晚上散了酒宴,燭塵微醉的順回廊走回屋坐下,他看見蘇幕端著醒酒茶正匆匆趕來。他還未發話,就聽見蘇幕嗔怒的數落:“你身上還帶著傷,就要去領下這麽大的重任,何苦來哉。”

燭塵喝著醒酒茶,將一側蠟燭點亮:“在浩氣盟總得做些事情,免得落人話柄,我這一去絕不失敗,莫不是你對師兄失了信心?”

他這一問,蘇幕倒是笑了:“我怎麽會,只不過擔心你的處境。”

燭塵也看著她笑,在一旁靜靜的喝茶。

蘇幕看著燭塵的模樣,五官清冷,長發道袍,依舊是當初在純陽雪地上陪她玩鬧的那個師兄。幾年過來,只覺得他愈發成熟穩重。

只是不知道他又是如何變成這樣。

燭塵將茶盞放下,似乎在想些什麽,他擡起頭的時候看著蘇幕,但蘇幕總覺得他在看另一個人。

這種感覺像一只螞蟻在她的心上亂爬,抓不到卻又說不清明。

“你怎麽了?”蘇幕問。

“無事。”燭塵搖頭,“我明日起閉關調養身體,大約五日後便可出發。以後……”燭塵一頓,“以後你多保重。”

蘇幕不解,還是點頭:“應當是你,你多保重。”

雨煌接到那封來歷不明的信時正在陳和尚處喝茶,窗外少見的下著小雨,一旁的爐子點著火,發出劈裏啪啦的響聲。

陳和尚剛把最好的大肘子端上來要與雨煌分著吃,就看見那封信由信鴿送到,上面端端正正寫著“段雨煌親啟”幾個字。

陳和尚看了那信覺得好笑,雨煌雖然聰明剔透,但眼睛盲了如何去看這些東西。雨煌接過信將信封拆開,陳和尚卻發現那信是用針線繡在一匹錦緞上。

字字密匝,用手即可知。

雨煌也是楞住了,他用手指掠過那封奇特的信箋,突然紅了眼眶,他走過去將那錦緞扔進火中,轉過身對陳和尚道:“我得走了。”

“走?”陳和尚詫異,“去哪兒?”

雨煌道:“南詔皇宮。”

“你要去偷芙蓉碧玉露?”陳和尚拍案而起:“你自己怎麽能去,還是得過上一陣時日,找個恰當的契機……或者,或者我去求求柳公子。”

“不必了。
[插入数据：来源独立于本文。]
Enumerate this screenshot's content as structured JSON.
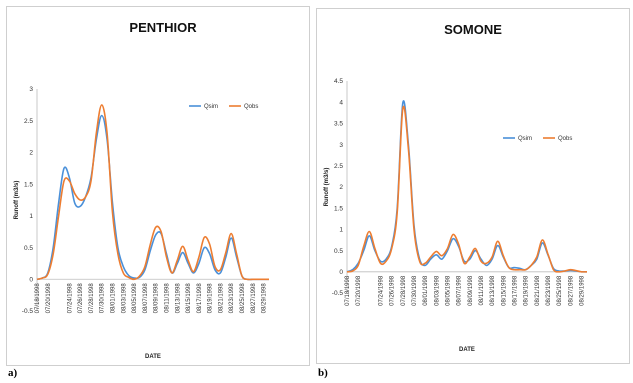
{
  "labels": {
    "a": "a)",
    "b": "b)"
  },
  "chart_data": [
    {
      "type": "line",
      "title": "PENTHIOR",
      "xlabel": "DATE",
      "ylabel": "Runoff (m3/s)",
      "ylim": [
        -0.5,
        3
      ],
      "yticks": [
        "3",
        "2.5",
        "2",
        "1.5",
        "1",
        "0.5",
        "0",
        "-0.5"
      ],
      "ytick_values": [
        3,
        2.5,
        2,
        1.5,
        1,
        0.5,
        0,
        -0.5
      ],
      "legend_position": "top-right",
      "x": [
        "07/18/1998",
        "07/19/1998",
        "07/20/1998",
        "07/21/1998",
        "07/22/1998",
        "07/23/1998",
        "07/24/1998",
        "07/25/1998",
        "07/26/1998",
        "07/27/1998",
        "07/28/1998",
        "07/29/1998",
        "07/30/1998",
        "07/31/1998",
        "08/01/1998",
        "08/02/1998",
        "08/03/1998",
        "08/04/1998",
        "08/05/1998",
        "08/06/1998",
        "08/07/1998",
        "08/08/1998",
        "08/09/1998",
        "08/10/1998",
        "08/11/1998",
        "08/12/1998",
        "08/13/1998",
        "08/14/1998",
        "08/15/1998",
        "08/16/1998",
        "08/17/1998",
        "08/18/1998",
        "08/19/1998",
        "08/20/1998",
        "08/21/1998",
        "08/22/1998",
        "08/23/1998",
        "08/24/1998",
        "08/25/1998",
        "08/26/1998",
        "08/27/1998",
        "08/28/1998",
        "08/29/1998",
        "08/30/1998"
      ],
      "xticks": [
        "07/18/1998",
        "07/20/1998",
        "07/24/1998",
        "07/26/1998",
        "07/28/1998",
        "07/30/1998",
        "08/01/1998",
        "08/03/1998",
        "08/05/1998",
        "08/07/1998",
        "08/09/1998",
        "08/11/1998",
        "08/13/1998",
        "08/15/1998",
        "08/17/1998",
        "08/19/1998",
        "08/21/1998",
        "08/23/1998",
        "08/25/1998",
        "08/27/1998",
        "08/29/1998"
      ],
      "series": [
        {
          "name": "Qsim",
          "color": "#4a90d9",
          "values": [
            0,
            0.02,
            0.1,
            0.5,
            1.2,
            1.75,
            1.6,
            1.2,
            1.15,
            1.3,
            1.6,
            2.2,
            2.58,
            2.2,
            1.2,
            0.5,
            0.2,
            0.06,
            0.02,
            0.03,
            0.15,
            0.45,
            0.7,
            0.72,
            0.4,
            0.1,
            0.25,
            0.42,
            0.25,
            0.1,
            0.25,
            0.5,
            0.4,
            0.15,
            0.1,
            0.35,
            0.65,
            0.35,
            0.05,
            0,
            0,
            0,
            0,
            0
          ]
        },
        {
          "name": "Qobs",
          "color": "#ed7d31",
          "values": [
            0,
            0.02,
            0.08,
            0.4,
            1.0,
            1.55,
            1.55,
            1.35,
            1.25,
            1.3,
            1.55,
            2.3,
            2.75,
            2.3,
            1.05,
            0.4,
            0.1,
            0.03,
            0,
            0.05,
            0.2,
            0.55,
            0.82,
            0.75,
            0.35,
            0.1,
            0.3,
            0.52,
            0.3,
            0.12,
            0.35,
            0.66,
            0.55,
            0.2,
            0.15,
            0.42,
            0.72,
            0.4,
            0.05,
            0,
            0,
            0,
            0,
            0
          ]
        }
      ]
    },
    {
      "type": "line",
      "title": "SOMONE",
      "xlabel": "DATE",
      "ylabel": "Runoff (m3/s)",
      "ylim": [
        -0.5,
        4.5
      ],
      "yticks": [
        "4.5",
        "4",
        "3.5",
        "3",
        "2.5",
        "2",
        "1.5",
        "1",
        "0.5",
        "0",
        "-0.5"
      ],
      "ytick_values": [
        4.5,
        4,
        3.5,
        3,
        2.5,
        2,
        1.5,
        1,
        0.5,
        0,
        -0.5
      ],
      "legend_position": "top-right",
      "x": [
        "07/18/1998",
        "07/19/1998",
        "07/20/1998",
        "07/21/1998",
        "07/22/1998",
        "07/23/1998",
        "07/24/1998",
        "07/25/1998",
        "07/26/1998",
        "07/27/1998",
        "07/28/1998",
        "07/29/1998",
        "07/30/1998",
        "07/31/1998",
        "08/01/1998",
        "08/02/1998",
        "08/03/1998",
        "08/04/1998",
        "08/05/1998",
        "08/06/1998",
        "08/07/1998",
        "08/08/1998",
        "08/09/1998",
        "08/10/1998",
        "08/11/1998",
        "08/12/1998",
        "08/13/1998",
        "08/14/1998",
        "08/15/1998",
        "08/16/1998",
        "08/17/1998",
        "08/18/1998",
        "08/19/1998",
        "08/20/1998",
        "08/21/1998",
        "08/22/1998",
        "08/23/1998",
        "08/24/1998",
        "08/25/1998",
        "08/26/1998",
        "08/27/1998",
        "08/28/1998",
        "08/29/1998",
        "08/30/1998"
      ],
      "xticks": [
        "07/18/1998",
        "07/20/1998",
        "07/24/1998",
        "07/26/1998",
        "07/28/1998",
        "07/30/1998",
        "08/01/1998",
        "08/03/1998",
        "08/05/1998",
        "08/07/1998",
        "08/09/1998",
        "08/11/1998",
        "08/13/1998",
        "08/15/1998",
        "08/17/1998",
        "08/19/1998",
        "08/21/1998",
        "08/23/1998",
        "08/25/1998",
        "08/27/1998",
        "08/29/1998"
      ],
      "series": [
        {
          "name": "Qsim",
          "color": "#4a90d9",
          "values": [
            0,
            0.05,
            0.2,
            0.5,
            0.85,
            0.5,
            0.25,
            0.3,
            0.6,
            1.5,
            3.98,
            3.0,
            1.1,
            0.3,
            0.15,
            0.3,
            0.4,
            0.3,
            0.5,
            0.78,
            0.6,
            0.25,
            0.3,
            0.5,
            0.3,
            0.15,
            0.3,
            0.62,
            0.35,
            0.1,
            0.1,
            0.08,
            0.05,
            0.15,
            0.3,
            0.68,
            0.4,
            0.08,
            0.02,
            0.02,
            0.03,
            0.02,
            0,
            0
          ]
        },
        {
          "name": "Qobs",
          "color": "#ed7d31",
          "values": [
            0,
            0.02,
            0.15,
            0.6,
            0.95,
            0.55,
            0.2,
            0.25,
            0.55,
            1.4,
            3.85,
            2.9,
            1.0,
            0.25,
            0.2,
            0.35,
            0.48,
            0.38,
            0.55,
            0.88,
            0.65,
            0.2,
            0.35,
            0.55,
            0.25,
            0.2,
            0.35,
            0.72,
            0.38,
            0.1,
            0.05,
            0.05,
            0.05,
            0.15,
            0.35,
            0.75,
            0.42,
            0.05,
            0,
            0.02,
            0.05,
            0.03,
            0,
            0
          ]
        }
      ]
    }
  ]
}
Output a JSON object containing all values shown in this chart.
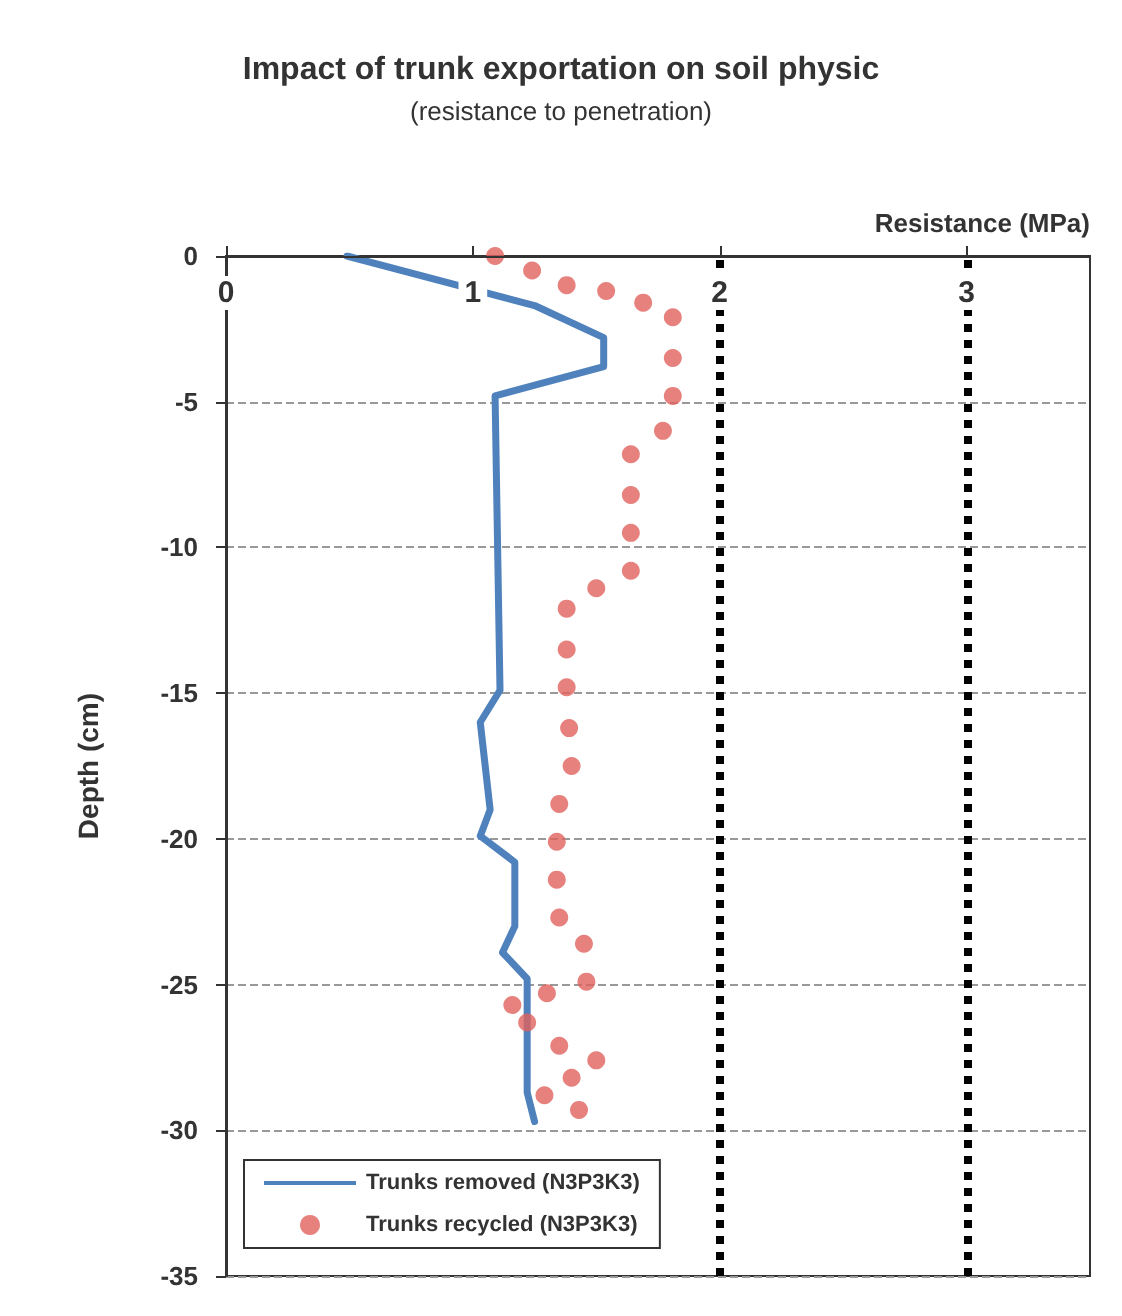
{
  "chart_data": {
    "type": "line",
    "title": "Impact of trunk exportation on soil physic",
    "subtitle": "(resistance to penetration)",
    "xlabel": "Resistance (MPa)",
    "ylabel": "Depth (cm)",
    "xlim": [
      0,
      3.5
    ],
    "xticks": [
      0,
      1,
      2,
      3
    ],
    "ylim": [
      -35,
      0
    ],
    "yticks": [
      0,
      -5,
      -10,
      -15,
      -20,
      -25,
      -30,
      -35
    ],
    "grid": "y",
    "legend": "bottom left",
    "ref_lines": [
      {
        "axis": "x",
        "value": 2,
        "color": "#000000",
        "line_style": "dotted"
      },
      {
        "axis": "x",
        "value": 3,
        "color": "#000000",
        "line_style": "dotted"
      }
    ],
    "series": [
      {
        "name": "Trunks removed (N3P3K3)",
        "type": "line",
        "marker": "none",
        "color": "#4f81bd",
        "x": [
          0.49,
          1.25,
          1.53,
          1.53,
          1.09,
          1.11,
          1.03,
          1.07,
          1.03,
          1.17,
          1.17,
          1.12,
          1.22,
          1.22,
          1.25
        ],
        "values": [
          0,
          -1.7,
          -2.8,
          -3.8,
          -4.8,
          -14.9,
          -16,
          -19,
          -19.9,
          -20.8,
          -23,
          -23.9,
          -24.8,
          -28.7,
          -29.7
        ]
      },
      {
        "name": "Trunks recycled (N3P3K3)",
        "type": "scatter",
        "marker": "circle",
        "color": "#e0625c",
        "x": [
          1.09,
          1.24,
          1.38,
          1.54,
          1.69,
          1.81,
          1.81,
          1.81,
          1.77,
          1.64,
          1.64,
          1.64,
          1.64,
          1.5,
          1.38,
          1.38,
          1.38,
          1.39,
          1.4,
          1.35,
          1.34,
          1.34,
          1.35,
          1.45,
          1.46,
          1.3,
          1.16,
          1.22,
          1.35,
          1.5,
          1.4,
          1.29,
          1.43
        ],
        "values": [
          0,
          -0.5,
          -1,
          -1.2,
          -1.6,
          -2.1,
          -3.5,
          -4.8,
          -6,
          -6.8,
          -8.2,
          -9.5,
          -10.8,
          -11.4,
          -12.1,
          -13.5,
          -14.8,
          -16.2,
          -17.5,
          -18.8,
          -20.1,
          -21.4,
          -22.7,
          -23.6,
          -24.9,
          -25.3,
          -25.7,
          -26.3,
          -27.1,
          -27.6,
          -28.2,
          -28.8,
          -29.3
        ]
      }
    ]
  }
}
”雨煌輕聲:“我的事情已經拖累惡人谷太多,剩下的事情,還是我自己去解決。”

“若我遲遲未歸或是有什麽不好的消息,你也切莫擔心,也請惡人谷切勿追究。”雨煌道:“還請多多包涵。”

陳和尚聽他這話有些錯愕,試探性的問了一句:“是不是那信,出什麽事了?”

雨煌笑了一聲:“你莫問了,我自有主張,總之你知道我是自願前去就好,無人對我不利。”

雨煌謝絕了陳和尚的諸多提議,撐著把傘出了惡人谷。他在昆侖山邊找了個車夫,一路向長安去。等他再把事情回想過一遍的時候,馬車已經在冰原上奔跑,他聽見外邊的風聲手指幾乎欣喜的顫抖起來。

“等此事一了,我便與你回蒼山洱海,觀花飲酒,養馬論劍,及至我亦斑白兩鬢,豈不樂哉?”

及至我亦斑白兩鬢,豈不樂哉?

他在馬車內咬著自己的嘴唇,莫名的哭的像個孩子。

一想到那蒼山洱海中的小屋,他並不在乎什麽優曇奇花什麽芙蓉碧玉露,眼睛瞎了,心下卻快活。